At this moment, my 31 year old self is getting ready to sit down to a riveting game of Legend of Zelda. The original 1986 version that I first played at the age of 6. In risk of sounding “hipsterish” I must confess that I am looking more forward towards this gaming experience than any I have had in a half dozen years. This will be the first time in 15 years that I have touched this very game.
Of course the graphics of an 8 bit system are a bit dated and there is no surround sound option for the midi file that repeats every 27 or so seconds, but those things don’t matter to my brain. All the meat in my head is simply salivating at the idea of re-connecting with an innocent spark of the past.

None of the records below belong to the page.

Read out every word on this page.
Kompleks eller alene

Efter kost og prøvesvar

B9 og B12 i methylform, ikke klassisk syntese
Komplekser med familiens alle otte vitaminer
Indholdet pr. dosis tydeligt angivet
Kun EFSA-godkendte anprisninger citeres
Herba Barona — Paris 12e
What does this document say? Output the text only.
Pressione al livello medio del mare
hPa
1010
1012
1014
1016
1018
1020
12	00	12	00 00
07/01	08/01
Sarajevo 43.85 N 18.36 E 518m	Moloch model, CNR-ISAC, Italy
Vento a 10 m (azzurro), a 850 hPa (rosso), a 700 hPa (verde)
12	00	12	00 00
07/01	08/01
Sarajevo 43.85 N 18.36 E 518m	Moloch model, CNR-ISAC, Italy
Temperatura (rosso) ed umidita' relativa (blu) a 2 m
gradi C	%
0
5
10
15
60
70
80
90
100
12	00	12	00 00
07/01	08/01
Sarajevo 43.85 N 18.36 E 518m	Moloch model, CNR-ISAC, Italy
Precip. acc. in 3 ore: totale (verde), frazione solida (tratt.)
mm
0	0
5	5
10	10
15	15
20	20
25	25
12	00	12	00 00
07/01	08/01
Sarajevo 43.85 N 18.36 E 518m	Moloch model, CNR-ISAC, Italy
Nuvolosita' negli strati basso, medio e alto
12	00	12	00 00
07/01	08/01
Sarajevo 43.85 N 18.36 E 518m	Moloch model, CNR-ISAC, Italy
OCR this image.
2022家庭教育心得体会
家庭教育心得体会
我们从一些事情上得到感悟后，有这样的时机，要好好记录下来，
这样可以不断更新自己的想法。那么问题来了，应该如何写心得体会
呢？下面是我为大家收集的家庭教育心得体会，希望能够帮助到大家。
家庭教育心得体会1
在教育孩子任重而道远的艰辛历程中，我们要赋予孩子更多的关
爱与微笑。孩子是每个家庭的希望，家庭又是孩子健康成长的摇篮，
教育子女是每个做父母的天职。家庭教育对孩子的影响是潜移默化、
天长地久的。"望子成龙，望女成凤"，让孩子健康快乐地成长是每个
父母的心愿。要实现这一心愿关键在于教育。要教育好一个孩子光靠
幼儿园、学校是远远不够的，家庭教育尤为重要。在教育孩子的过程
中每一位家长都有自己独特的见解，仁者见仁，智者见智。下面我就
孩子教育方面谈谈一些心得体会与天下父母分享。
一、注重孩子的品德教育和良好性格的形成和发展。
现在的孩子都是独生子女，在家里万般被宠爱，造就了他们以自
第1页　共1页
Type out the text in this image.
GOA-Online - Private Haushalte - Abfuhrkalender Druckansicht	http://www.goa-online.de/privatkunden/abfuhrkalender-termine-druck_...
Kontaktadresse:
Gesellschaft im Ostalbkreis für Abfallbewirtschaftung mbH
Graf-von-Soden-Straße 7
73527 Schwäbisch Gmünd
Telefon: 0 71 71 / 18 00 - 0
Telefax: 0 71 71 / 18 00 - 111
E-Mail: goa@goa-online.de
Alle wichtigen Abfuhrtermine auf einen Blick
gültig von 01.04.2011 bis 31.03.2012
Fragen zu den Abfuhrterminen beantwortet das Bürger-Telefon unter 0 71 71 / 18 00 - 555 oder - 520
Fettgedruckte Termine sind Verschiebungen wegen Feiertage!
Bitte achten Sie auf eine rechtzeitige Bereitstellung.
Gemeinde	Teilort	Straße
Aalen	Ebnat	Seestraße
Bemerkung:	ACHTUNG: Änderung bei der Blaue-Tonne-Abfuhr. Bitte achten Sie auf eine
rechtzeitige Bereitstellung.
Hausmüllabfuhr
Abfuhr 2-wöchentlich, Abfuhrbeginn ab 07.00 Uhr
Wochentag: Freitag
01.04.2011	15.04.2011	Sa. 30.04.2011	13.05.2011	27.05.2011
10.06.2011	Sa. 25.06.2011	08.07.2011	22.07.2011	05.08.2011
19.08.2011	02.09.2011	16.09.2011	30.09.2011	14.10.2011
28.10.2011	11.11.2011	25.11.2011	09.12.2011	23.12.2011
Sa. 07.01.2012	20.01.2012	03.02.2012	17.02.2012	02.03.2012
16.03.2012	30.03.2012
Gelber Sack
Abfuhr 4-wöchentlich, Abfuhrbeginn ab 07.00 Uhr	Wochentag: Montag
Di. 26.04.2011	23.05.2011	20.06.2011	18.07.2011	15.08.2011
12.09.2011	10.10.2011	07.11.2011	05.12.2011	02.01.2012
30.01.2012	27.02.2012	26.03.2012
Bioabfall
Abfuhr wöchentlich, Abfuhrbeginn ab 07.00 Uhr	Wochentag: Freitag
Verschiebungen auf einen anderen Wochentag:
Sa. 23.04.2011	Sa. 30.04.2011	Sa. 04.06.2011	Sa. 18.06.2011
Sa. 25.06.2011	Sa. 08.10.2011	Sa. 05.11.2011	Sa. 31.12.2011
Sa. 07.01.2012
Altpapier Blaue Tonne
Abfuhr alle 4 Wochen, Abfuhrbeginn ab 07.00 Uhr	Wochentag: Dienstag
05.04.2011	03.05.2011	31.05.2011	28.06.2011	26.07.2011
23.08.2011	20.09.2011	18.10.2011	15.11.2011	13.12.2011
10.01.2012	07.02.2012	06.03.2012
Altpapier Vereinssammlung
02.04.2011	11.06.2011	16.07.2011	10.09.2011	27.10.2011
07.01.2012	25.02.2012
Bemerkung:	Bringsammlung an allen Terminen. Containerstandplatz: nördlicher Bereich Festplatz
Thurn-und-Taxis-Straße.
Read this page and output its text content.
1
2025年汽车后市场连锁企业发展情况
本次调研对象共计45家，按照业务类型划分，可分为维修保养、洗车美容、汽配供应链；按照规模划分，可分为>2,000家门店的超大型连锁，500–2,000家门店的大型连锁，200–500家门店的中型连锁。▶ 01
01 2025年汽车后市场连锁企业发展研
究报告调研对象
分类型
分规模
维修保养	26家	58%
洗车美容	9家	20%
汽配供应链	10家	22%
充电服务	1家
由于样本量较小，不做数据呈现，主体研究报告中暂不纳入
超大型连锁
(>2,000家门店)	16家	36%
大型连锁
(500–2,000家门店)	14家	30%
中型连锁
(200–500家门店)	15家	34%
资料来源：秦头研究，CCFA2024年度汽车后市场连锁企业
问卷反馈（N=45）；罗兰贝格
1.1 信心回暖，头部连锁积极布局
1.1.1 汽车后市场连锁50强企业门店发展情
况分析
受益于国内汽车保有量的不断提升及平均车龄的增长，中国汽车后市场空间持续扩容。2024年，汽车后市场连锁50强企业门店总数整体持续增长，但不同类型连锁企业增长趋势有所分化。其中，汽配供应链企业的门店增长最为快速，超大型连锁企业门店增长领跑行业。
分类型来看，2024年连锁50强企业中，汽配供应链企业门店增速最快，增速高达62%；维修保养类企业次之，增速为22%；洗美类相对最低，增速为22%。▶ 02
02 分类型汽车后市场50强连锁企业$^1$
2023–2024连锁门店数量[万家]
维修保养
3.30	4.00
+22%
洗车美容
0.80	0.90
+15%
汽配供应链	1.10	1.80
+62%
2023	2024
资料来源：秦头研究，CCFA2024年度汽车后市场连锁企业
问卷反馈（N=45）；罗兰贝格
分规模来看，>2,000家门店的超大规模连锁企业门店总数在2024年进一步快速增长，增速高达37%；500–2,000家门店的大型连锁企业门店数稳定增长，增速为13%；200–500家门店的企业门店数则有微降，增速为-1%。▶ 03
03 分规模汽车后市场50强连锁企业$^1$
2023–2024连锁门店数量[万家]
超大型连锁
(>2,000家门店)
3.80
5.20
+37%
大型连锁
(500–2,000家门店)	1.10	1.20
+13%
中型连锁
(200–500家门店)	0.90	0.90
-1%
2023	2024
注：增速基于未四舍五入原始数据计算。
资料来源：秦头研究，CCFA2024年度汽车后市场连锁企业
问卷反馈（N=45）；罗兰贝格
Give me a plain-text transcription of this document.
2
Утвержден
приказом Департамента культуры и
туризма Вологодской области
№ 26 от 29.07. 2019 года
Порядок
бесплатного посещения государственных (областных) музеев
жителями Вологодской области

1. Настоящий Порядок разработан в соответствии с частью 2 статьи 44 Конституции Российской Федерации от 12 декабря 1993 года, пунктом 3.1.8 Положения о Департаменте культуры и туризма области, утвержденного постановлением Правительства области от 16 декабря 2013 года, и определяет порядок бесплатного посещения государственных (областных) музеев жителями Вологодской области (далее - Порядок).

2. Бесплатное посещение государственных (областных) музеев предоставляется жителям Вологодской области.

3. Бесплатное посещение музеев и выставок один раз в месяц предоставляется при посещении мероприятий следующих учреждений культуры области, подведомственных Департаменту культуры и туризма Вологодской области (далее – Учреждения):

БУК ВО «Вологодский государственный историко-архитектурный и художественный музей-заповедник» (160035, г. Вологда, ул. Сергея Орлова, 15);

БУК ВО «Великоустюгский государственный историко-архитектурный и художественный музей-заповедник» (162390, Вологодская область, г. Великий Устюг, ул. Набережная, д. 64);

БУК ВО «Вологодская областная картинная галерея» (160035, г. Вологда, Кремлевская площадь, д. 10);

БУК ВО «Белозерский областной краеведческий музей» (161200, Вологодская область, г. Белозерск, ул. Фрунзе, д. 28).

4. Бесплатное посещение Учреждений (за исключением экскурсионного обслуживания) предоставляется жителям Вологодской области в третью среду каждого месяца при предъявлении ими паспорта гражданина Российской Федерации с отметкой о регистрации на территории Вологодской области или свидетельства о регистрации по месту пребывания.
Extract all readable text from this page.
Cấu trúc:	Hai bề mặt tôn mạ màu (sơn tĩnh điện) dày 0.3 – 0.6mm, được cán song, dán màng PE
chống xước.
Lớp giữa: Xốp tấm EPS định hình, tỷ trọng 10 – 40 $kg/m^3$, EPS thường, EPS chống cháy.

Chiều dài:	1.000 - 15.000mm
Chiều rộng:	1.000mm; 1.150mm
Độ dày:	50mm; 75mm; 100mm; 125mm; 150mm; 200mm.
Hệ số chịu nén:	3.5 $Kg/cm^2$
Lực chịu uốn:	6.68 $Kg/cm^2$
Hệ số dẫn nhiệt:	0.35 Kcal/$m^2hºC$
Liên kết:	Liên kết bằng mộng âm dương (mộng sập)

And then the music starts and the adventure begins again for me. Suddenly I am warped back to my childhood and the memory of every hidden item comes swooping back in as if I had just played the day before. An hour or two pass before I am forced to return to the now, to realize time has crept up and made these moments fleeting at best.
I turn off the power and leave with a little smile on my face. The quest will still be there for me whenever I need it to be. The hard part is reminding your adult brain that it’s ok to sit down with the child you used to be every once in a while. Now that I think about it, it isn’t just important; it’s vital.
The rest of the day I am left with a reminder of what it was like to be a child again, and for just a little while, that is enough.